The gap between ESG scores and sustainability is making it harder for investors concerned about the impact their investments are having on the environment.
ESG analysis needs to be more transparent so as not to mislead investors looking for products that “explicitly align with their values”, says investment research house Lonsec.
“In some cases, you can end up with a portfolio that looks very similar to the broader market when it comes to exposure to things like fossil fuels, gambling, tobacco, or deforestation,” said Lonsec head of sustainable investment research Tony Adams.
“For many investors, ESG integration might sound good, but in practice it will often fail to meet their expectations.”
Lonsec’s analysis of 159 Australian equity funds found that 19 per cent of managers scored highly for ESG awareness but poorly for sustainability, while 18 per cent of managers rated poorly in ESG awareness but performed well in terms of the sustainability of their funds’ underlying investments.
“Most investors, if you asked them, would assume there was a strong correlation between ESG and sustainability,” Mr Adams said.

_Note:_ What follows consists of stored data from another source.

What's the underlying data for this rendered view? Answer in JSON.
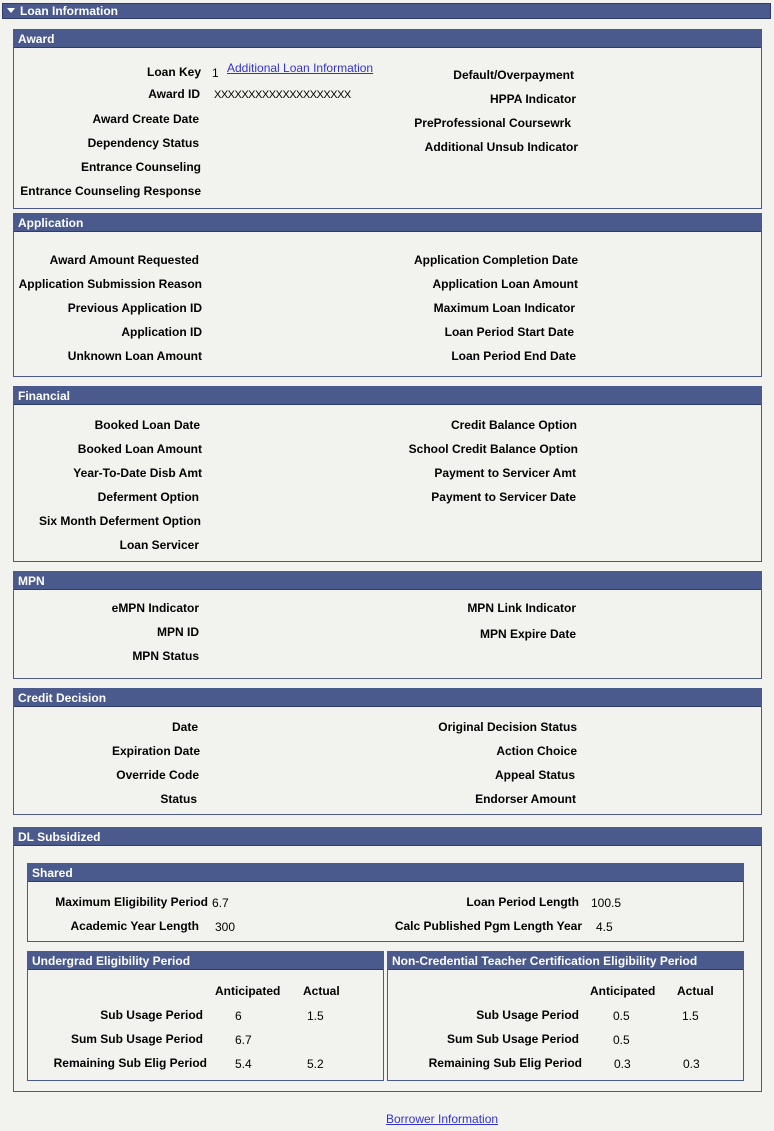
{
  "title": "Loan Information",
  "award": {
    "header": "Award",
    "loan_key_label": "Loan Key",
    "loan_key_value": "1",
    "additional_loan_link": "Additional Loan Information",
    "award_id_label": "Award ID",
    "award_id_value": "XXXXXXXXXXXXXXXXXXXX",
    "award_create_date_label": "Award Create Date",
    "dependency_status_label": "Dependency Status",
    "entrance_counseling_label": "Entrance Counseling",
    "entrance_counseling_response_label": "Entrance Counseling Response",
    "default_overpayment_label": "Default/Overpayment",
    "hppa_indicator_label": "HPPA Indicator",
    "preprofessional_label": "PreProfessional Coursewrk",
    "additional_unsub_label": "Additional Unsub Indicator"
  },
  "application": {
    "header": "Application",
    "left": [
      "Award Amount Requested",
      "Application Submission Reason",
      "Previous Application ID",
      "Application ID",
      "Unknown Loan Amount"
    ],
    "right": [
      "Application Completion Date",
      "Application Loan Amount",
      "Maximum Loan Indicator",
      "Loan Period Start Date",
      "Loan Period End Date"
    ]
  },
  "financial": {
    "header": "Financial",
    "left": [
      "Booked Loan Date",
      "Booked Loan Amount",
      "Year-To-Date Disb Amt",
      "Deferment Option",
      "Six Month Deferment Option",
      "Loan Servicer"
    ],
    "right": [
      "Credit Balance Option",
      "School Credit Balance Option",
      "Payment to Servicer Amt",
      "Payment to Servicer Date"
    ]
  },
  "mpn": {
    "header": "MPN",
    "left": [
      "eMPN Indicator",
      "MPN ID",
      "MPN Status"
    ],
    "right": [
      "MPN Link Indicator",
      "MPN Expire Date"
    ]
  },
  "credit_decision": {
    "header": "Credit Decision",
    "left": [
      "Date",
      "Expiration Date",
      "Override Code",
      "Status"
    ],
    "right": [
      "Original Decision Status",
      "Action Choice",
      "Appeal Status",
      "Endorser Amount"
    ]
  },
  "dl_subsidized": {
    "header": "DL Subsidized",
    "shared": {
      "header": "Shared",
      "max_elig_label": "Maximum Eligibility Period",
      "max_elig_value": "6.7",
      "acad_year_label": "Academic Year Length",
      "acad_year_value": "300",
      "loan_period_label": "Loan Period Length",
      "loan_period_value": "100.5",
      "calc_pgm_label": "Calc Published Pgm Length Year",
      "calc_pgm_value": "4.5"
    },
    "undergrad": {
      "header": "Undergrad Eligibility Period",
      "col_anticipated": "Anticipated",
      "col_actual": "Actual",
      "rows": [
        {
          "label": "Sub Usage Period",
          "anticipated": "6",
          "actual": "1.5"
        },
        {
          "label": "Sum Sub Usage Period",
          "anticipated": "6.7",
          "actual": ""
        },
        {
          "label": "Remaining Sub Elig Period",
          "anticipated": "5.4",
          "actual": "5.2"
        }
      ]
    },
    "noncredential": {
      "header": "Non-Credential Teacher Certification Eligibility Period",
      "col_anticipated": "Anticipated",
      "col_actual": "Actual",
      "rows": [
        {
          "label": "Sub Usage Period",
          "anticipated": "0.5",
          "actual": "1.5"
        },
        {
          "label": "Sum Sub Usage Period",
          "anticipated": "0.5",
          "actual": ""
        },
        {
          "label": "Remaining Sub Elig Period",
          "anticipated": "0.3",
          "actual": "0.3"
        }
      ]
    }
  },
  "footer": {
    "borrower_link": "Borrower Information"
  }
}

“That there is such a significant discrepancy demonstrates that we need better communication and better tools to help investors make informed decisions about where they put their money.”
Mr Adams said that ESG funds needed to be more transparent about their composition and the size of their exposure to sustainable industries if they wanted to attract more interest from ethical investors.
“Whether it’s a company or a managed fund, what the investor really wants to know is: what industries and activities am I ultimately investing in and supporting?” Mr Adams said.
“While investors care about a manager’s investment process they are often more concerned about the impact their investment has on society, the planet, and future generations.”